In 2002 former police constable Peter Dickinson, given ‘weeks to live’, received a cancerous liver at St James’s University Hospital in Leeds. In 2009, Matthew Millington, a former soldier, died after being given a smoker’s lungs in an operation at Papworth Hospital near Cambridge.
And last year, an unnamed woman had a kidney removed after discovering the donor had cancer.
So how rare is it really that a patient receives a diseased organ? James Neuberger, associate medical director of NHS Blood and Transplant, estimates that between one in 500 and one in 5,000 transplants will result in cancer in the recipient. He said ‘ it isn’t possible to detect all these cancers at the time of retrieval’ of organs for transplant.
NHS Blood and Transplant has now appointed a research fellow to quantify the frequency of donor-transmitted cancers.
Mr Neuberger says that new consent guidelines, highlighting the small risk of disease transfer, are being drawn up.
‘A full medical history of the donor is always obtained from the medical notes and from talking to the donor’s family, as well as virology screening by a blood test,’ Mr Neuberger explains.
'Sincere and unreserved apologies': The Royal Liverpool University Hospital has blamed human error for the transplants
‘Tests are also undertaken to ascertain how well the organs are functioning. We can minimise risk, but we can’t abolish it completely. Whether to proceed with a transplant comes down to a balance of risk and benefit.’
Hardly reassuring words for Gill — but while she is keen that lessons are learned from the incident, she does not want others who need transplants to be deterred.

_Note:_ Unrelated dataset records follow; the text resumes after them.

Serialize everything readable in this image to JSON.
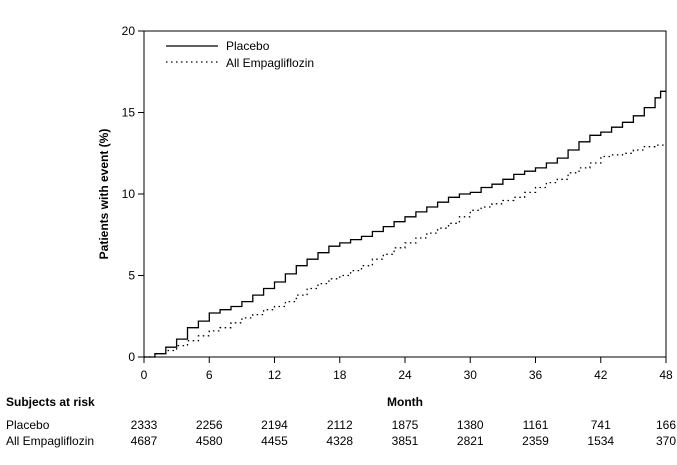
{
  "chart_data": {
    "type": "line",
    "title": "",
    "xlabel": "Month",
    "ylabel": "Patients with event (%)",
    "xlim": [
      0,
      48
    ],
    "ylim": [
      0,
      20
    ],
    "x_ticks": [
      0,
      6,
      12,
      18,
      24,
      30,
      36,
      42,
      48
    ],
    "y_ticks": [
      0,
      5,
      10,
      15,
      20
    ],
    "grid": false,
    "legend_position": "top-left",
    "series": [
      {
        "name": "Placebo",
        "line_style": "solid",
        "color": "#000000",
        "points": [
          [
            0,
            0
          ],
          [
            1,
            0.2
          ],
          [
            2,
            0.6
          ],
          [
            3,
            1.1
          ],
          [
            4,
            1.8
          ],
          [
            5,
            2.2
          ],
          [
            6,
            2.7
          ],
          [
            7,
            2.9
          ],
          [
            8,
            3.1
          ],
          [
            9,
            3.4
          ],
          [
            10,
            3.8
          ],
          [
            11,
            4.2
          ],
          [
            12,
            4.6
          ],
          [
            13,
            5.1
          ],
          [
            14,
            5.6
          ],
          [
            15,
            6.0
          ],
          [
            16,
            6.4
          ],
          [
            17,
            6.8
          ],
          [
            18,
            7.0
          ],
          [
            19,
            7.2
          ],
          [
            20,
            7.4
          ],
          [
            21,
            7.7
          ],
          [
            22,
            8.0
          ],
          [
            23,
            8.3
          ],
          [
            24,
            8.6
          ],
          [
            25,
            8.9
          ],
          [
            26,
            9.2
          ],
          [
            27,
            9.5
          ],
          [
            28,
            9.8
          ],
          [
            29,
            10.0
          ],
          [
            30,
            10.1
          ],
          [
            31,
            10.4
          ],
          [
            32,
            10.6
          ],
          [
            33,
            10.9
          ],
          [
            34,
            11.2
          ],
          [
            35,
            11.4
          ],
          [
            36,
            11.6
          ],
          [
            37,
            11.9
          ],
          [
            38,
            12.2
          ],
          [
            39,
            12.7
          ],
          [
            40,
            13.2
          ],
          [
            41,
            13.6
          ],
          [
            42,
            13.8
          ],
          [
            43,
            14.1
          ],
          [
            44,
            14.4
          ],
          [
            45,
            14.8
          ],
          [
            46,
            15.3
          ],
          [
            47,
            15.9
          ],
          [
            47.5,
            16.3
          ],
          [
            48,
            16.3
          ]
        ]
      },
      {
        "name": "All Empagliflozin",
        "line_style": "dotted",
        "color": "#000000",
        "points": [
          [
            0,
            0
          ],
          [
            1,
            0.2
          ],
          [
            2,
            0.4
          ],
          [
            3,
            0.7
          ],
          [
            4,
            1.0
          ],
          [
            5,
            1.3
          ],
          [
            6,
            1.6
          ],
          [
            7,
            1.8
          ],
          [
            8,
            2.1
          ],
          [
            9,
            2.4
          ],
          [
            10,
            2.6
          ],
          [
            11,
            2.9
          ],
          [
            12,
            3.1
          ],
          [
            13,
            3.4
          ],
          [
            14,
            3.8
          ],
          [
            15,
            4.2
          ],
          [
            16,
            4.5
          ],
          [
            17,
            4.8
          ],
          [
            18,
            5.0
          ],
          [
            19,
            5.3
          ],
          [
            20,
            5.6
          ],
          [
            21,
            6.0
          ],
          [
            22,
            6.3
          ],
          [
            23,
            6.7
          ],
          [
            24,
            7.0
          ],
          [
            25,
            7.3
          ],
          [
            26,
            7.6
          ],
          [
            27,
            7.9
          ],
          [
            28,
            8.2
          ],
          [
            29,
            8.6
          ],
          [
            30,
            9.0
          ],
          [
            31,
            9.2
          ],
          [
            32,
            9.4
          ],
          [
            33,
            9.6
          ],
          [
            34,
            9.8
          ],
          [
            35,
            10.1
          ],
          [
            36,
            10.4
          ],
          [
            37,
            10.7
          ],
          [
            38,
            10.9
          ],
          [
            39,
            11.3
          ],
          [
            40,
            11.6
          ],
          [
            41,
            11.9
          ],
          [
            42,
            12.3
          ],
          [
            43,
            12.4
          ],
          [
            44,
            12.5
          ],
          [
            45,
            12.7
          ],
          [
            46,
            12.9
          ],
          [
            47,
            13.0
          ],
          [
            48,
            13.0
          ]
        ]
      }
    ]
  },
  "risk_table": {
    "header": "Subjects at risk",
    "x_positions": [
      0,
      6,
      12,
      18,
      24,
      30,
      36,
      42,
      48
    ],
    "rows": [
      {
        "label": "Placebo",
        "values": [
          "2333",
          "2256",
          "2194",
          "2112",
          "1875",
          "1380",
          "1161",
          "741",
          "166"
        ]
      },
      {
        "label": "All Empagliflozin",
        "values": [
          "4687",
          "4580",
          "4455",
          "4328",
          "3851",
          "2821",
          "2359",
          "1534",
          "370"
        ]
      }
    ]
  }
}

And to highlight the importance of organ donation she would like the Royal Liverpool Hospital to establish a remembrance garden for renal patients who’ve died,
Meanwhile it’s clear that for her, life will never be the same.
The local authority house she came home to for the first time after the transplant is pin neat.
Paul is working on the garden and the children flit in and out.
‘It felt like home instantly because family and friends helped paint it with so much love,’ she says.
‘The children went without Christmas presents that year so we could spend our last few hundred pounds on new carpets.
‘That killed me, but they were just happy I was here.’
Last summer, a scan revealed that the cancer hasn’t spread — but she has no idea what the future holds.
‘This kidney could last me ten years or it could last one and I’ll be back on dialysis — with the cancer. I’ve done the research, I know lymphoma is hard to beat but nobody answers my questions. So much has been covered up. They say: “It’s complex.” But I’ve been dealing with medical information all my life . . .’
During the consent process, the risk of contracting cancer was never mentioned, says Gill.
She is pleased new guidelines are being drawn up but asks: ‘Where does that leave me and Rob?
‘If someone had said to me: “There’s a really tiny chance you could get cancer, would you still like to go ahead?” I’d have said no.
‘I still had my sister. I would not have taken that chance.’